18. The process according to claim 17, wherein the step of supplying and pumping a feed stream to a pressure that allows re-liquefaction of a residue LNG stream including pumping the feed stream to a pressure in a range of about 50 psig to about 500 psig.
19. The process according to claim 17, wherein the methane concentration has a predefined concentration range of about 85% to about 99%.
20. The process according to claim 17, wherein the step of supplying a tower with the first and second tower feed streams includes supplying the first tower feed stream at a higher tower feed location than the second tower feed stream.
21. The process according to claim 17, wherein the step of warming the second tower feed stream includes warming the second tower feed stream so that there is a substantial difference in an enthalpy content in the first tower feed stream and the second tower feed stream in a range of about 150 Btu/lb to about 200 Btu/lb.
22. The process according to claim 17, wherein step of warming the second tower feed stream includes warming the second tower feed stream so that there is a substantial temperature difference between the first tower feed stream and the second tower feed stream in a range of about 110° F. to about 140° F.
23. The process according to claim 17, wherein the step of splitting the feed stream into a first and second tower feed stream includes the first tower feed stream being in a range of about 5% to about 50% of the feed stream and the second tower feed stream being in a range of about 50% to about 95% of the feed stream.
24. The process according to claim 22, wherein the step of warming the second tower feed stream includes warming the second tower feed stream by heat exchange contact with the overhead stream, thereby providing cooling for the step of cooling the overhead stream to produce a lean LNG stream.
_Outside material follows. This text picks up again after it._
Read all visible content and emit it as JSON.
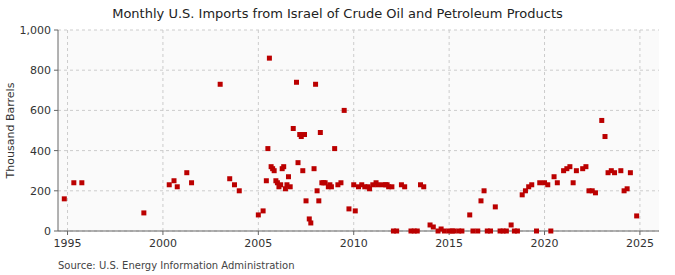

25. The process according to claim 17, wherein the step of cooling the overhead stream includes cooling the overhead stream by heat exchange contact with a process stream selected from the group consisting of the second tower feed stream, an external cooling stream, and combinations thereof.
26. The process according to claim 17, further including vaporizing the residue LNG stream to produce a residue gas stream within pipeline specifications.
27. An apparatus for controlling heating value of a produced lean LNG stream from a rich LNG stream, the apparatus comprising:
a first pump for supplying and pumping a feed stream to a pressure that allows re-liquefaction of a residue LNG stream;
a means for splitting the feed stream into a first tower feed stream and a second tower feed stream;
at least one heat exchanger for warming the second tower feed stream and cooling an overhead stream such that the second tower feed stream is warmed in cross-exchange solely with the overhead stream;
a tower for receiving the first tower feed stream and the second tower feed stream, and for producing the overhead stream and a natural gas liquids stream, such that the overhead stream from the tower is directed to the heat exchanger for cooling without being compressed; and
a second pump for pumping the overhead stream to produce the residue LNG stream;
such that the natural gas liquids stream contains a major portion of the recovered C2+ compounds and the tower overhead stream has a methane concentration in a predefined concentration range.
28. The apparatus of claim 27, wherein the tower is a reboiled absorber.
29. The apparatus of claim 28, wherein the tower includes a bottom heat source.
30. The apparatus of claim 29, wherein the bottom heat source is a kettle reboiler, a thermosyphon reboiler, a plate-fin, an internal reboiler, a side-reboiler, and combinations thereof.